6 N.W.2d 809 | Minn. | 1942
The bank claims that the evidence was insufficient to sustain the verdict. The evidence permitted the jury to find that the hall and its doors were in constant use by the tenants. In the summertime the doors were usually open. Drafts through the hall were common. On several occasions, for a considerable time previous to the accident, the inner door had slammed shut and the glass window in it had been found lying broken on the floor — sometimes in water *280 which had rained into the hall. In these instances the door had been repaired. On other occasions it had slammed without breaking the glass. The tenants frequently used a wooden wedge, or at other times some heavy article such as a seal, to keep the inner door from swinging shut.

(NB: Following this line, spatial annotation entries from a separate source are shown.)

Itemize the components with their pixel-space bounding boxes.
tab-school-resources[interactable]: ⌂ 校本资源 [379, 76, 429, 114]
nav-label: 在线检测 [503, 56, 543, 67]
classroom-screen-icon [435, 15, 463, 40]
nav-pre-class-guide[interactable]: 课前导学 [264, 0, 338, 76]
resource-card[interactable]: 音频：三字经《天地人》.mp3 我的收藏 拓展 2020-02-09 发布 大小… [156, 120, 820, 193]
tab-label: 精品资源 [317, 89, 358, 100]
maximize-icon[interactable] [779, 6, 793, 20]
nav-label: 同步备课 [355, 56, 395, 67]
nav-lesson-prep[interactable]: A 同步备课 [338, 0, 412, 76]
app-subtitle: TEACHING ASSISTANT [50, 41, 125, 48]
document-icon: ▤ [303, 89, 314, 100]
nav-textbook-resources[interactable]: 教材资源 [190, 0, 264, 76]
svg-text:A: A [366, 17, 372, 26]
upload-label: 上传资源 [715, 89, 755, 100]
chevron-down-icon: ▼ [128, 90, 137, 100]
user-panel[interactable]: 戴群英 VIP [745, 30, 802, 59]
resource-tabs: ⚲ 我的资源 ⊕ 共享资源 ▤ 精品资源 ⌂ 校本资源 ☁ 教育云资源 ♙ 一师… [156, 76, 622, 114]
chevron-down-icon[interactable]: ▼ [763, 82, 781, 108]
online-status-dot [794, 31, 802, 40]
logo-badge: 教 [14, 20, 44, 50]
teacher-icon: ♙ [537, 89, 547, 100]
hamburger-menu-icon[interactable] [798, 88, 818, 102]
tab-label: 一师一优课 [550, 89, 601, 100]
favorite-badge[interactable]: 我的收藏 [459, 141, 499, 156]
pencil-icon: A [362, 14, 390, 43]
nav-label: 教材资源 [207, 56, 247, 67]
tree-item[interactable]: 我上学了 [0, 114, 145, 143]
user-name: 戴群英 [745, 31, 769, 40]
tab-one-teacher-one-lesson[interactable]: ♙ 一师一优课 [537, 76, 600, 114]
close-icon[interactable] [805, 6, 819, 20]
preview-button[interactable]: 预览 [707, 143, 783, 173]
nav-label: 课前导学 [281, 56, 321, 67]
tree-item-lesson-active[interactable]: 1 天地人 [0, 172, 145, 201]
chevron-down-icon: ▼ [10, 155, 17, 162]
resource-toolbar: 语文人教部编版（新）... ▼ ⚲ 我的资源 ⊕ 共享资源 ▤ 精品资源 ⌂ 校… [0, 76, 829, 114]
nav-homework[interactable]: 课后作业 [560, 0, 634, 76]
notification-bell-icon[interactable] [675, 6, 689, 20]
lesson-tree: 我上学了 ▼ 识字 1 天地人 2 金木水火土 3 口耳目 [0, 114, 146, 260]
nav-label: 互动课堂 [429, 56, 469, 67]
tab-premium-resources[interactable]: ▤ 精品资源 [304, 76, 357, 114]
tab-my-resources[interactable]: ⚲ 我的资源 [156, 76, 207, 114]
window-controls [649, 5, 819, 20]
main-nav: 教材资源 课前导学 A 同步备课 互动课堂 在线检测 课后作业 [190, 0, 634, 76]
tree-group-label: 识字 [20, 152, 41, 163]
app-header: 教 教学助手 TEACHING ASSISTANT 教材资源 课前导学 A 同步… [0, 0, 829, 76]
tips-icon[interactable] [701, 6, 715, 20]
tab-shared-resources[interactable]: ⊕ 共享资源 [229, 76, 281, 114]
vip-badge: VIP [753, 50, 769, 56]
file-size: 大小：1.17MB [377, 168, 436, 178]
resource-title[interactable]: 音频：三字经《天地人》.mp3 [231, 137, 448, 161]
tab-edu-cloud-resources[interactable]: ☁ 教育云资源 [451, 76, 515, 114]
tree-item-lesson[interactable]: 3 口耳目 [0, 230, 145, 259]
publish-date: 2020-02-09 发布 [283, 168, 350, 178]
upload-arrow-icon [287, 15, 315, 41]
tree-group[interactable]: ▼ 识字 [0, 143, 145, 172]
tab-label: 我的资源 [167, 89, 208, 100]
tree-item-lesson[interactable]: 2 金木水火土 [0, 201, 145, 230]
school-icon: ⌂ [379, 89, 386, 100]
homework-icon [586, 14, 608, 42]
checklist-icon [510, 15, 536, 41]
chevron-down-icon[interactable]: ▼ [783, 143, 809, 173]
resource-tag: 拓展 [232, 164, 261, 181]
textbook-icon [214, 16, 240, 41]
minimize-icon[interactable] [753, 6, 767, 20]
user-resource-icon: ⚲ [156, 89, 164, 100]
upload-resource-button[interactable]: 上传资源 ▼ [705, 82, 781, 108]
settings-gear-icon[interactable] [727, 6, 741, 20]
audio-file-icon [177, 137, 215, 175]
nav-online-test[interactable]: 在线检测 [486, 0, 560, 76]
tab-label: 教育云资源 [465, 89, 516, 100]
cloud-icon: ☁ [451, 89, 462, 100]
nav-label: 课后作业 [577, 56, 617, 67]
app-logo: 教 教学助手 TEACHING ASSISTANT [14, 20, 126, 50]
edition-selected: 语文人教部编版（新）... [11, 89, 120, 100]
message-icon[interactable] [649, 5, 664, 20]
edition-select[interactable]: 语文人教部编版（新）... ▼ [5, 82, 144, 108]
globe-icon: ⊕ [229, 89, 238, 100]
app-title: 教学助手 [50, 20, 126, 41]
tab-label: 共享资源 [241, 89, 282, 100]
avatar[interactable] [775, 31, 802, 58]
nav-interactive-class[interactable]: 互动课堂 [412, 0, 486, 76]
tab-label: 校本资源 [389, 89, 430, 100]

A landlord is under a duty to maintain the premises under his supervision and control so that they will be reasonably safe for use by his tenants and those who come upon the premises by reason of the tenants' occupation. See the recent decision of this court in Anderson v. Winkle,
It appears that plaintiff had worked in the building for many years and was familiar with the condition of the door. This, however, does not affect the right of recovery in this case. Such *281
knowledge does not establish that defendant did not owe plaintiff a duty to use reasonable care. The Minnesota decisions relied upon by the bank for the contrary do not so hold. Albachten v. The Golden Rule,
The court instructed the jury that evidence that there was glass in the door was admissible upon the ground that "it is common knowledge that anything with glass in it is a more dangerous instrumentality than if the entire door, for instance, would have been made of wood. If a thing is dangerous, to the degree that it is dangerous must those who are charged with keeping it in a reasonably safe condition bear that in mind as bearing upon the question of whether there may be possible injury to someone by reason of the material of which the instrumentality is constructed, and that is the only purpose of the evidence in reference to the glass in the door." The objection appears to be that it was error to characterize the glass window in the door as a "dangerous instrumentality." We see no impropriety in the instruction. Just preceding it the court had instructed the jury to ignore the looseness of the glass because there was no proximate or causal relation between that and the injury. The portion objected to was merely an explanation to the jury that this did not exclude their considering the fact that the glass was in the door insofar as this bore upon the duty of the bank to use reasonable care to keep it from slamming. It was a proper and helpful comment to the jury upon the evidence, and it merits commendation rather than criticism. *282
See State v. Rose,
The lower court, over objection, permitted testimony to the effect that shortly after the accident the bank placed a doorstop upon the door. Of course the well settled rule in this state is that evidence of subsequent repairs is inadmissible as an admission of previous neglect of duty. Here it was introduced for a different purpose. The bank had requested that the jury view the premises, and this was permitted by the court at the end of the trial and with the consent of plaintiff. The premises thus viewed were not as they were at the time of the accident. To offset the erroneous impression which the jury might get from their observations, it was proper that they be informed of the changed condition and that the change was made after the accident. The evidence was expressly and only for this purpose. The court at the conclusion of the testimony and before the jury examined the premises instructed them that the stop they would find on the door did not necessarily mean that it was the kind that was there at the time of the accident, and to bear in mind the evidence in regard to changes or repairs that had been made. It may be that the court in its general charge should also have warned the jury against drawing any conclusions of neglect of duty from the repairs, but no request so to instruct was made nor were objections made to the omission. The evidence being properly admissible for the purpose referred to, the general rule stated above does not exclude it. See McKnight v. City of Duluth,
The order denying the bank's motion for judgment notwithstanding the verdict or a new trial is affirmed.
MR. CHIEF JUSTICE GALLAGHER took no part in the consideration or decision of this case.